Thirty-five common variants for coronary artery disease: the fruits of much collaborative labour.
Peden JF., Farrall M.
Coronary artery disease (CAD) is the leading cause of death worldwide. Affected individuals cluster in families in patterns that reflect the sharing of numerous susceptibility genes. Genome-wide and large-scale gene-centric genotyping studies that involve tens of thousands of cases and controls have now mapped common disease variants to 34 distinct loci. Some coronary disease common variants show allelic heterogeneity or copy number variation.
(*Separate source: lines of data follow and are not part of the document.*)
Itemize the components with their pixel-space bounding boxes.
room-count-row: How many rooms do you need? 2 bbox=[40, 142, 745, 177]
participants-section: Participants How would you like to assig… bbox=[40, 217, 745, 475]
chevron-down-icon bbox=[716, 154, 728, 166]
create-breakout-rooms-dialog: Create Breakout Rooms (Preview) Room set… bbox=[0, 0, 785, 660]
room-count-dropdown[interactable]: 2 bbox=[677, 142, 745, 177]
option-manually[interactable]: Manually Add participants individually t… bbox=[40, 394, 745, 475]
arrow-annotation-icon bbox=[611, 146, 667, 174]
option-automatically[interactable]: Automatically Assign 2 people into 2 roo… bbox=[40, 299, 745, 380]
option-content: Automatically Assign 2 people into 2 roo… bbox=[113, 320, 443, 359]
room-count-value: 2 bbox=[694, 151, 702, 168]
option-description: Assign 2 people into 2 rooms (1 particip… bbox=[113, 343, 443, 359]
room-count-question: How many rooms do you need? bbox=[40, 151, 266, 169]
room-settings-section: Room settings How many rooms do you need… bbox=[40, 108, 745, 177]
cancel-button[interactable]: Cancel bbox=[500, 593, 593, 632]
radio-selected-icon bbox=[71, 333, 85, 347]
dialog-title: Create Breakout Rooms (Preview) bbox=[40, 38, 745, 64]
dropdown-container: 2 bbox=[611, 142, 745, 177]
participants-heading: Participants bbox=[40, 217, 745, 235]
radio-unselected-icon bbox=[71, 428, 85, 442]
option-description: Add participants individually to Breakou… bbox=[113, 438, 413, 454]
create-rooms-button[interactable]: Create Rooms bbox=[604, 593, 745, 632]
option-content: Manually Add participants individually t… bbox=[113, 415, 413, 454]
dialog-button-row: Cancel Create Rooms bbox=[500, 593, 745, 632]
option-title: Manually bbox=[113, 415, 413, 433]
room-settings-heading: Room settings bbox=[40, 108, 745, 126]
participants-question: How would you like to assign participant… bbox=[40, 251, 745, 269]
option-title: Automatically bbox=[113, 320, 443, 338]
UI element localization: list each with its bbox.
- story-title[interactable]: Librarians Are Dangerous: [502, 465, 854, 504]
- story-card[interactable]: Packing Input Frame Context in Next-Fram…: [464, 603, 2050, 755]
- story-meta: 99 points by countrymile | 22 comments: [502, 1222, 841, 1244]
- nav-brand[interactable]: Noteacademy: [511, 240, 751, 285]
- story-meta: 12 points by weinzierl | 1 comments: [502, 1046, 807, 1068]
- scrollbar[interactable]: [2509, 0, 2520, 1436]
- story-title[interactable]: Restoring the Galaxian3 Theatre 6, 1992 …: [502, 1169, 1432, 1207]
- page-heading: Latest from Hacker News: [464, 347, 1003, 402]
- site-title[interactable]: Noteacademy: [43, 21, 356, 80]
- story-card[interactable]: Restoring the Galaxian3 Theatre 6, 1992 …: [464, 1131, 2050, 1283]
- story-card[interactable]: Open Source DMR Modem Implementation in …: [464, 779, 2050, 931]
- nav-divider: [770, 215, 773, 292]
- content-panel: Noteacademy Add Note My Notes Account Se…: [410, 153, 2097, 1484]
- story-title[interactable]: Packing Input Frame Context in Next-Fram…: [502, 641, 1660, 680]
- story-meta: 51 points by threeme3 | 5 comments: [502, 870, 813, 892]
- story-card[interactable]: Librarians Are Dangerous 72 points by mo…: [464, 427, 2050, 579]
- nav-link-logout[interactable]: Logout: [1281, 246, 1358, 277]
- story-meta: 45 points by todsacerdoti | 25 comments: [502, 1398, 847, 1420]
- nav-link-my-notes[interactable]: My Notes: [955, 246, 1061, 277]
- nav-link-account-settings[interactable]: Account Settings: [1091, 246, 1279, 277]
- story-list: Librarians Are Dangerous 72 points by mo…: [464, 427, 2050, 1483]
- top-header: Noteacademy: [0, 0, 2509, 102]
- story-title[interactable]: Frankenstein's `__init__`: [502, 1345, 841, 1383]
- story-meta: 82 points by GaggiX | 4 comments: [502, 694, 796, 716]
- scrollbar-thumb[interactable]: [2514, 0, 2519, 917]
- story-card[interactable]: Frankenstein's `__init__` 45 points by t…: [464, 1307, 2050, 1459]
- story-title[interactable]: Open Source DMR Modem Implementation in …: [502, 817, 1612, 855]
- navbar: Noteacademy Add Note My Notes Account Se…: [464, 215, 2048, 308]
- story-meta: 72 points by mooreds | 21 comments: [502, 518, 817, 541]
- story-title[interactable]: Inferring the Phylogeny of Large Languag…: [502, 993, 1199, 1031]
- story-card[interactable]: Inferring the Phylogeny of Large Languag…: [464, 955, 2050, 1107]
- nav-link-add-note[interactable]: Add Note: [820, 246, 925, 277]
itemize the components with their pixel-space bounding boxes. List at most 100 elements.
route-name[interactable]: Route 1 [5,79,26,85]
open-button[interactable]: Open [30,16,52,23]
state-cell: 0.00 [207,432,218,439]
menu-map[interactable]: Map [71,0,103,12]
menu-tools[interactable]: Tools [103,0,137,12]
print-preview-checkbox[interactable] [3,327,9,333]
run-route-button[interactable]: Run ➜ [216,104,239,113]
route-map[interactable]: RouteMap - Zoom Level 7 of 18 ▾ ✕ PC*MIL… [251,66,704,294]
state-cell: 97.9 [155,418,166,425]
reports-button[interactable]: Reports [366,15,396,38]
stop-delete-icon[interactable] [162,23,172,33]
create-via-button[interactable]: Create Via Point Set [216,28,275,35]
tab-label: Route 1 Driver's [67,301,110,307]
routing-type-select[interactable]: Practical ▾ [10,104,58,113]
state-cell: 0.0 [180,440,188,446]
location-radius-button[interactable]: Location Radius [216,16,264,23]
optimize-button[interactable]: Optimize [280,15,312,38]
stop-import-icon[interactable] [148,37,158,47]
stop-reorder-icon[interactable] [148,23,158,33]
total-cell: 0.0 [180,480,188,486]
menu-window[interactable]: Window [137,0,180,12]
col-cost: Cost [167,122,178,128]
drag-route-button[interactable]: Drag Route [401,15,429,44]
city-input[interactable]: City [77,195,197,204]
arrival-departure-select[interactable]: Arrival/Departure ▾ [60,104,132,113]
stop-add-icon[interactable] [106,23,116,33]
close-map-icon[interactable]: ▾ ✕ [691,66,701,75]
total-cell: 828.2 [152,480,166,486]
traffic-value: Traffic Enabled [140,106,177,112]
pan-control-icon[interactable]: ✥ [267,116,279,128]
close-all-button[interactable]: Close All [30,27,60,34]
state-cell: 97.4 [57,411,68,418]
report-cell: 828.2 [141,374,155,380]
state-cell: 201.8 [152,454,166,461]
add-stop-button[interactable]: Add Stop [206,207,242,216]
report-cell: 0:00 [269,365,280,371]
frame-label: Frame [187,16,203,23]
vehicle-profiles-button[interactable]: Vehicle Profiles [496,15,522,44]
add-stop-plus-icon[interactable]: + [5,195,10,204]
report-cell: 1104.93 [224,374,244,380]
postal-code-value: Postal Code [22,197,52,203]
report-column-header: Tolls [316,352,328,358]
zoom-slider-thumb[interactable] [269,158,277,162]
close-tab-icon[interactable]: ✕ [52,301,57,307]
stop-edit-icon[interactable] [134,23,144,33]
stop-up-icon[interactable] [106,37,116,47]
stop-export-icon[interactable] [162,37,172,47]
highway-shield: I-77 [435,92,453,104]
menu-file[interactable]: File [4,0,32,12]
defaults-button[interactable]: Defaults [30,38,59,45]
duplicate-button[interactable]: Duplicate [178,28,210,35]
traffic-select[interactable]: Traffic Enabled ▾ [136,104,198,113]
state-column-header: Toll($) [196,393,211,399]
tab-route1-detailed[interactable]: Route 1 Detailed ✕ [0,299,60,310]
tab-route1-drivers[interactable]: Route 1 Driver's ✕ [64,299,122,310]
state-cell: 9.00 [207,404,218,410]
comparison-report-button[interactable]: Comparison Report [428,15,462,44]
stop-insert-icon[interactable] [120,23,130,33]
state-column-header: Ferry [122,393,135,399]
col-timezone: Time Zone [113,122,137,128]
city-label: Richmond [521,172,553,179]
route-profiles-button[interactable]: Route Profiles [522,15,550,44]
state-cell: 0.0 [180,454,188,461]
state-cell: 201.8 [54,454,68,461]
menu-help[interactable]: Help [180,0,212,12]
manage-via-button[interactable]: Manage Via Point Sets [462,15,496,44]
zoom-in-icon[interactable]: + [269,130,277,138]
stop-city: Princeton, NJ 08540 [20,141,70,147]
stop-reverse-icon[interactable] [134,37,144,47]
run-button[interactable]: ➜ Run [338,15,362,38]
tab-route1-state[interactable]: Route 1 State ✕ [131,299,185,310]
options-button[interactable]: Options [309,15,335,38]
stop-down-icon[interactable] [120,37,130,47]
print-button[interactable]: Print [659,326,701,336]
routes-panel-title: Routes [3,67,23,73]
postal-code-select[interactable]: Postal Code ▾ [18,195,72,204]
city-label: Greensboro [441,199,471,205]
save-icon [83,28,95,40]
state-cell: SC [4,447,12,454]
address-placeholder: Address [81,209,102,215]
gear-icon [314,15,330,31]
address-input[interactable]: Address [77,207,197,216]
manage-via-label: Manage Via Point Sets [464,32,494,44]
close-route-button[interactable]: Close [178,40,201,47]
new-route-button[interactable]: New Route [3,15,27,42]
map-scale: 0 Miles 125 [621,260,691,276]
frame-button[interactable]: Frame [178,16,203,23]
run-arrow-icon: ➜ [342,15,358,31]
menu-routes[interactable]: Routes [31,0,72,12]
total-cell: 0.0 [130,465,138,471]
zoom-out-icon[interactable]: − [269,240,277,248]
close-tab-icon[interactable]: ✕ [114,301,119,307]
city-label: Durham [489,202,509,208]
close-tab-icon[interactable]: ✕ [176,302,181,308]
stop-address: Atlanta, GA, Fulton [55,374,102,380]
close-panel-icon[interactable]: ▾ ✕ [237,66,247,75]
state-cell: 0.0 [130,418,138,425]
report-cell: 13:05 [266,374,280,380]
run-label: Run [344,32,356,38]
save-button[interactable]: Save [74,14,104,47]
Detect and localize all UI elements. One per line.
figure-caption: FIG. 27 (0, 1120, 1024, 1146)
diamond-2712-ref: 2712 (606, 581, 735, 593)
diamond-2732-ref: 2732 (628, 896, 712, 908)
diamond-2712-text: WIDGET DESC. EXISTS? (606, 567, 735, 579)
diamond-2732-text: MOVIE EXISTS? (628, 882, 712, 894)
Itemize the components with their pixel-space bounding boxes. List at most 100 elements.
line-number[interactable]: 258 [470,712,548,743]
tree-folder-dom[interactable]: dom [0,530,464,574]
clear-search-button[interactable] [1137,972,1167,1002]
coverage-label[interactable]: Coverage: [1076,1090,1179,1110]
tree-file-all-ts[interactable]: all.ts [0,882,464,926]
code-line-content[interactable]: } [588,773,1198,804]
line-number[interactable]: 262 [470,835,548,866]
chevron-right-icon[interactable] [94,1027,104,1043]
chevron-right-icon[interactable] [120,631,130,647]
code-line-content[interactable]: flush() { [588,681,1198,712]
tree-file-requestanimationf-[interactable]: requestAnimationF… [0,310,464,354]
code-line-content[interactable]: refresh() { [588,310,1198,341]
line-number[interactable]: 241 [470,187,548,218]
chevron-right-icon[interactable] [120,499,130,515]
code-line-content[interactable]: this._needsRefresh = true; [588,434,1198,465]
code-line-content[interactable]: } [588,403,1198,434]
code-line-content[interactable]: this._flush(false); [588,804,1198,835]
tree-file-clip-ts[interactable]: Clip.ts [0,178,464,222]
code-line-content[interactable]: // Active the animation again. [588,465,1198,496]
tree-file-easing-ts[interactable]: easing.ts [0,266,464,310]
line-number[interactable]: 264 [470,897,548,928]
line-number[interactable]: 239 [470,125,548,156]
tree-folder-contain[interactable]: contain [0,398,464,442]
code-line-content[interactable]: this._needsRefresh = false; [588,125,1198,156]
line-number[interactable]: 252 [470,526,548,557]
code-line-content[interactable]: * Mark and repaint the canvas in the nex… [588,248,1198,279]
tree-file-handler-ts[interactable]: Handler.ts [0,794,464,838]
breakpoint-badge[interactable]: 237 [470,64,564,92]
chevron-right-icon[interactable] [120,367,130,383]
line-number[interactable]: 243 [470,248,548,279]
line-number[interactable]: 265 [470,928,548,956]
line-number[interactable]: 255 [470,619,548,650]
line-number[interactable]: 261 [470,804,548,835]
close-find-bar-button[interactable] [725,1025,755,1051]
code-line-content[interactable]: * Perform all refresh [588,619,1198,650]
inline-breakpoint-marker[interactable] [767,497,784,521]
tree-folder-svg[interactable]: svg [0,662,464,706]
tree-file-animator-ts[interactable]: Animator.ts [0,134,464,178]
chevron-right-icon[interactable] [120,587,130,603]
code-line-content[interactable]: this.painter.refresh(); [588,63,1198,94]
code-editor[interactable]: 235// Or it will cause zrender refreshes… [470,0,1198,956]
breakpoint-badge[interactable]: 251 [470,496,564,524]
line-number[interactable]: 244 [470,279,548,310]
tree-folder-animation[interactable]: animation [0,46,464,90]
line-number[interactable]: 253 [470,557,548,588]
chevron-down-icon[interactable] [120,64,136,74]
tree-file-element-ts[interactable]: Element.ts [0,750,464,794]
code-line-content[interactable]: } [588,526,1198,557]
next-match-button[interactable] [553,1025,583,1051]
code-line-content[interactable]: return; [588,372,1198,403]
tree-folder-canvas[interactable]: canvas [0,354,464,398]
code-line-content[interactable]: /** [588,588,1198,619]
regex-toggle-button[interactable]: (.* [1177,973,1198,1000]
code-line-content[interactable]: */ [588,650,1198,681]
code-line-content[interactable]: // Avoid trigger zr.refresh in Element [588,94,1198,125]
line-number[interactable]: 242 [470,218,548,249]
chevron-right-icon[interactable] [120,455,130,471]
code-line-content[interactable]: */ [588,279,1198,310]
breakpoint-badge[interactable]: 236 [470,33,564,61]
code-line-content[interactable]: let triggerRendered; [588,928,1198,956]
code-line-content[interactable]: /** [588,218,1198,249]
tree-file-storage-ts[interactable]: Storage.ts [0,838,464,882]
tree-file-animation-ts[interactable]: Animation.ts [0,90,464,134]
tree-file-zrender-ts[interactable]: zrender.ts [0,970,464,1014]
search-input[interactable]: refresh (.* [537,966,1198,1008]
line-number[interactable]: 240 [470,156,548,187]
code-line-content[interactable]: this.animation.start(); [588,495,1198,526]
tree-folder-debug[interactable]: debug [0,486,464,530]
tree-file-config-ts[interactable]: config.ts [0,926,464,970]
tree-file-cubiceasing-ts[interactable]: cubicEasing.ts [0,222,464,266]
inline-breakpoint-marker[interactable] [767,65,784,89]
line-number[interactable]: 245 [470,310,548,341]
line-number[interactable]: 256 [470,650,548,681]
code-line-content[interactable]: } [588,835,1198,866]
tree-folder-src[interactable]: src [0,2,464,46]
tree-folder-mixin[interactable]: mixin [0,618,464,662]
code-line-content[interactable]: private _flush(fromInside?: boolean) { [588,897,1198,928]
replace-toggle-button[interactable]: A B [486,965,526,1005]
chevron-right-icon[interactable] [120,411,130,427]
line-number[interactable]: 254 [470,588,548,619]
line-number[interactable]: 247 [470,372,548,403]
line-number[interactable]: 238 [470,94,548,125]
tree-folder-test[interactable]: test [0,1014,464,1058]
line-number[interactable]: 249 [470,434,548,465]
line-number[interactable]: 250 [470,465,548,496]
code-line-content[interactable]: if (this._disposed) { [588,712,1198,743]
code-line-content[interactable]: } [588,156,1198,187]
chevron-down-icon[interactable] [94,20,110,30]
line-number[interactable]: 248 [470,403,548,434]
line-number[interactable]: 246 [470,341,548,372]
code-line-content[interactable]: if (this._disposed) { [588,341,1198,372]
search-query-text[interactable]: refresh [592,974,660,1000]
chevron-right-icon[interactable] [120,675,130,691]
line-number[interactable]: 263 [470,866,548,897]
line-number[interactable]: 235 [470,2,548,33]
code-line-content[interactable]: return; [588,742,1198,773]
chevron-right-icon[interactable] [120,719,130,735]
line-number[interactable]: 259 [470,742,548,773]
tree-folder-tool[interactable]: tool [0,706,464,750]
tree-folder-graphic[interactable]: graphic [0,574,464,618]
Some of the loci include candidate genes that imply conventional or emerging risk factor-mediated mechanisms of disease pathogenesis. Quantitative trait loci associations with risk factors have been informative in Mendelian randomization studies as well as fine-mapping of causative variants. But, for most loci, plausible mechanistic links are uncertain or obscure at present but provide potentially novel directions for research into this disease's pathogenesis. The common variants explain ~4% of inter-individual variation in disease risk and no more than 13% of the total heritability of coronary disease. Although many CAD genes are presently undiscovered, it is likely that larger collaborative genome-wide association studies will map further common/low-penetrance variants and hoped that low-frequency or rare high-penetrance variants will also be identified in medical resequencing experiments.